Matt Fucci began his career with Ropes & Gray in 2005 and is currently a counsel in the Boston office. Matt focuses his practice on mergers and acquisitions, licensing and collaboration transactions, sponsored research agreements, manufacturing and supply arrangements, venture capital transactions, and corporate governance. His clients include companies and investors in the pharmaceutical, biotechnology, medical device, and other high tech fields.  Matt also represents non-profit institutions in crafting innovative collaboration and development relationships to help fund cutting edge research.

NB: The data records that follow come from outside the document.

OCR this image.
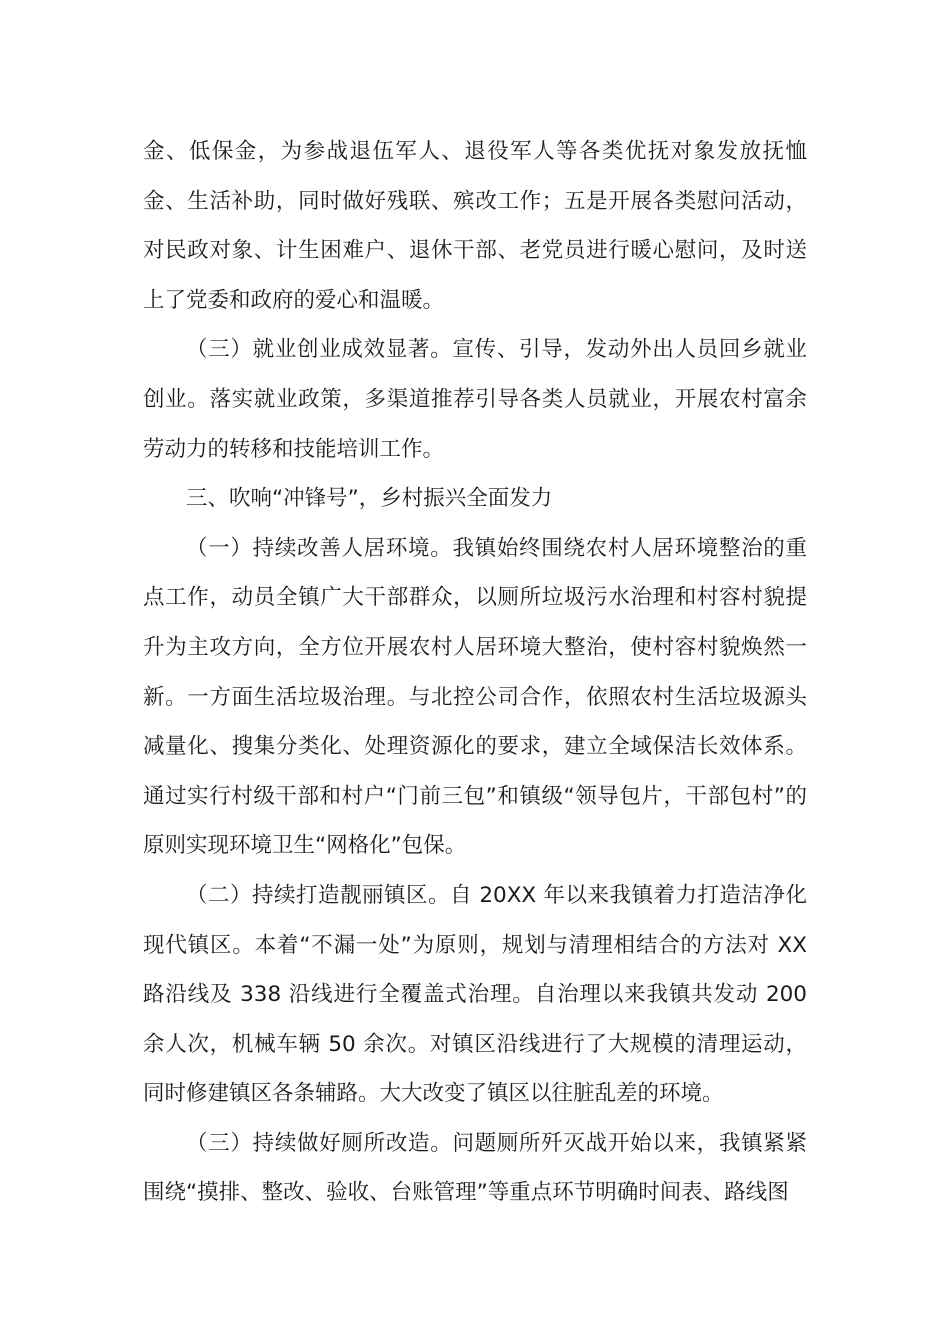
金、低保金，为参战退伍军人、退役军人等各类优抚对象发放抚恤金、生活补助，同时做好残联、殡改工作；五是开展各类慰问活动，对民政对象、计生困难户、退休干部、老党员进行暖心慰问，及时送上了党委和政府的爱心和温暖。

（三）就业创业成效显著。宣传、引导，发动外出人员回乡就业创业。落实就业政策，多渠道推荐引导各类人员就业，开展农村富余劳动力的转移和技能培训工作。

三、吹响“冲锋号”，乡村振兴全面发力

（一）持续改善人居环境。我镇始终围绕农村人居环境整治的重点工作，动员全镇广大干部群众，以厕所垃圾污水治理和村容村貌提升为主攻方向，全方位开展农村人居环境大整治，使村容村貌焕然一新。一方面生活垃圾治理。与北控公司合作，依照农村生活垃圾源头减量化、搜集分类化、处理资源化的要求，建立全域保洁长效体系。通过实行村级干部和村户“门前三包”和镇级“领导包片，干部包村”的原则实现环境卫生“网格化”包保。

（二）持续打造靓丽镇区。自 20XX 年以来我镇着力打造洁净化现代镇区。本着“不漏一处”为原则，规划与清理相结合的方法对 XX 路沿线及 338 沿线进行全覆盖式治理。自治理以来我镇共发动 200 余人次，机械车辆 50 余次。对镇区沿线进行了大规模的清理运动，同时修建镇区各条辅路。大大改变了镇区以往脏乱差的环境。

（三）持续做好厕所改造。问题厕所歼灭战开始以来，我镇紧紧围绕“摸排、整改、验收、台账管理”等重点环节明确时间表、路线图
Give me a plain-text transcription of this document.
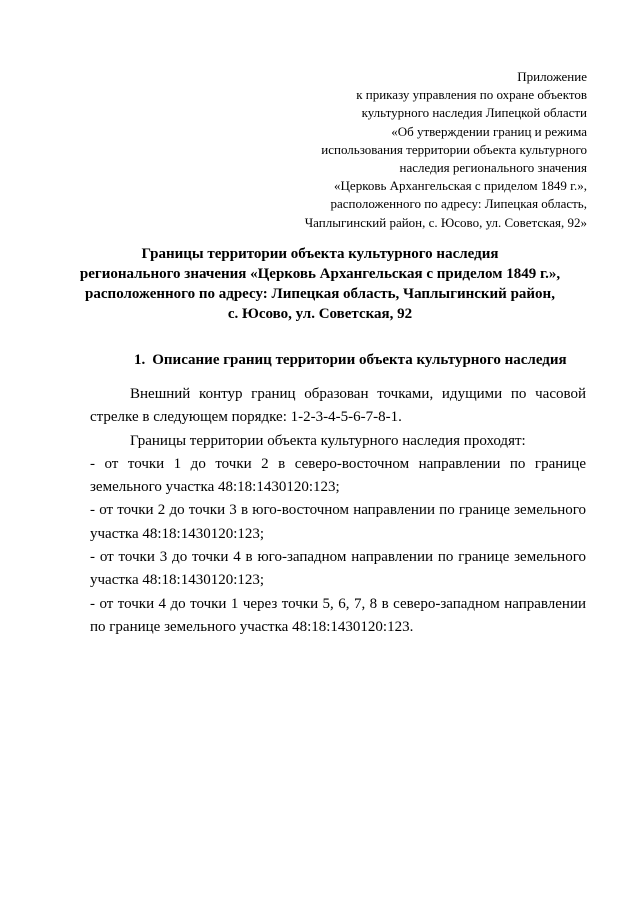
Приложение
к приказу управления по охране объектов
культурного наследия Липецкой области
«Об утверждении границ и режима
использования территории объекта культурного
наследия регионального значения
«Церковь Архангельская с приделом 1849 г.»,
расположенного по адресу: Липецкая область,
Чаплыгинский район, с. Юсово, ул. Советская, 92»
Границы территории объекта культурного наследия
регионального значения «Церковь Архангельская с приделом 1849 г.»,
расположенного по адресу: Липецкая область, Чаплыгинский район,
с. Юсово, ул. Советская, 92
1. Описание границ территории объекта культурного наследия
Внешний контур границ образован точками, идущими по часовой стрелке в следующем порядке: 1-2-3-4-5-6-7-8-1.
Границы территории объекта культурного наследия проходят:
- от точки 1 до точки 2 в северо-восточном направлении по границе земельного участка 48:18:1430120:123;
- от точки 2 до точки 3 в юго-восточном направлении по границе земельного участка 48:18:1430120:123;
- от точки 3 до точки 4 в юго-западном направлении по границе земельного участка 48:18:1430120:123;
- от точки 4 до точки 1 через точки 5, 6, 7, 8 в северо-западном направлении по границе земельного участка 48:18:1430120:123.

From 2011 to 2014, Matt served in-house as vice president and senior counsel at a leading global financial institution, where he advised on matters relating to domestic and international product launches, acquisitions, outsourcings, and other strategic initiatives, as well as data protection and other regulations.

Experience

  • Represented consortium of managers and investors in establishment of medical device research and development enterprise.
  • Represented Kastle Therapeutics in its acquisition of global rights to develop and commercialize KYNAMRO® from Ionis Pharmaceuticals for consideration totaling up to $95 million.
  • Represented major pharmaceutical company in collaboration and option transaction with biotech startup and related sponsored research agreement with university.
  • Represented Aegerion Pharmaceuticals in its $325 million acquisition of AstraZeneca’s Myalept, also known as metreleptin, the only U.S. approved orphan product designed to treat complications of leptin deficiency in patients with generalized lipodystrophy.
  • Represented a major biopharmaceutical company in connection with its acquisition of a manufacturing facility in North Carolina’s Research Triangle Park and the related expansion of a strategic manufacturing alliance.
  • Represented Civitas Therapeutics in its acquisition by Acorda Therapeutics for $525 million in cash. Acorda obtained worldwide rights to a promising Parkinson’s Disease drug candidate, associated delivery technology, and related manufacturing facility as part of the transaction.
  • Represented Acceleron Pharma in multiple venture financings and other transactions, including a collaboration and licensing agreement with Celgene involving an upfront payment to Acceleron of $45 million and a concurrent equity investment by Celgene.
  • Represented Becton, Dickinson and Company in BD’s $270 million sale of three distinct product groups: ophthalmic systems, surgical blades/scalpels, and critical care systems, to portfolio companies of RoundTable Healthcare Partners.
  • Represented BioForm Medical, Inc. (NASDAQ: BFRM) in its $288 million sale to Merz Pharma Group, a privately-held German company.
  • Other representative transactions include venture capital equity and convertible debt investments, acquisitions and divestitures of branded generic product lines, and collaboration agreements with complex option and milestone components.